Have you ever felt like a habit is useless because it doesn’t seem to be helping make progress? If anything, perhaps do things seem to be getting worse in spite of the habit?
I was reflecting recently that even in such a situation, it’s possible that the habit could still be a good and valuable one to preserve. That’s not the only possibility; we should always be trying to improve or replace deficient habits. Still, this possibility should remain at the back of our mind. It may help us make sense of some problems which are otherwise obstinately insensible and frustrating.
It’s possible that a good habit can slow our decline, for minimal effort, until it is possible to devote more time to it. In the long run, such a habit may more than repay the time devoted to it, even though in the moment all it seems to be doing is losing ground.
When I finished my fourth semester of biblical Hebrew, our professor told us that if we could read a single verse of Hebrew every day, we would preserve our Hebrew at that same level. If we could read two verses a day, we would continually grow and improve at the language with hardly any effort.
We all left that lecture, I am sure, with high spirits and the best of intentions. I promptly (along with, I suspect, most of the others) completely stopped reading Hebrew for several months. By the time I tried to return to it, I was already feeling terribly rusty, and the effort to get back to competence was frustratingly taxing.

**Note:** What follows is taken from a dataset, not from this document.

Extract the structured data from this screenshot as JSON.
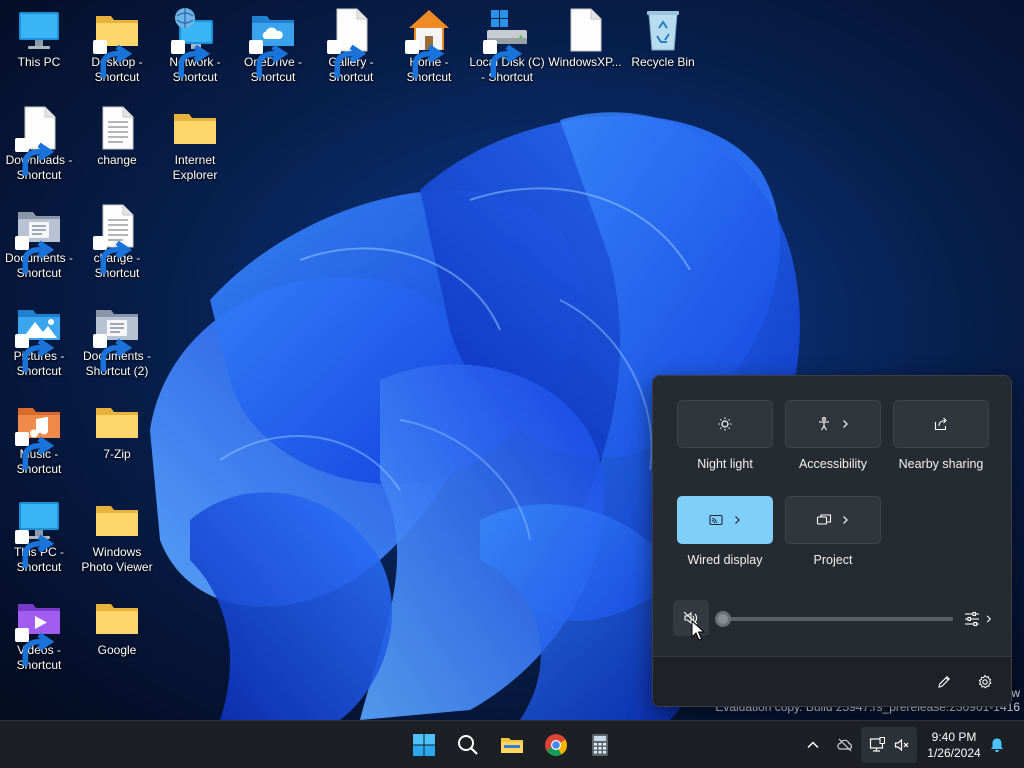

What if I had instead chosen a middle path? What if I would have tried to read a few words of Hebrew every day, or a verse of Hebrew only once a week? In that case, I probably would have gotten worse at Hebrew, but certainly more slowly than if I were doing no Hebrew at all. And I’m sure you can see where this is going — once the inspiration hit me to review and bring my Hebrew back up to full strength, several months later, the distance I’d have to climb would not have been nearly so dispiriting.
Sometimes a habit doesn’t even have to be moving us in the right direction. Sometimes it’s enough even if all it’s doing is slowing down the descent toward mediocrity, for the time being.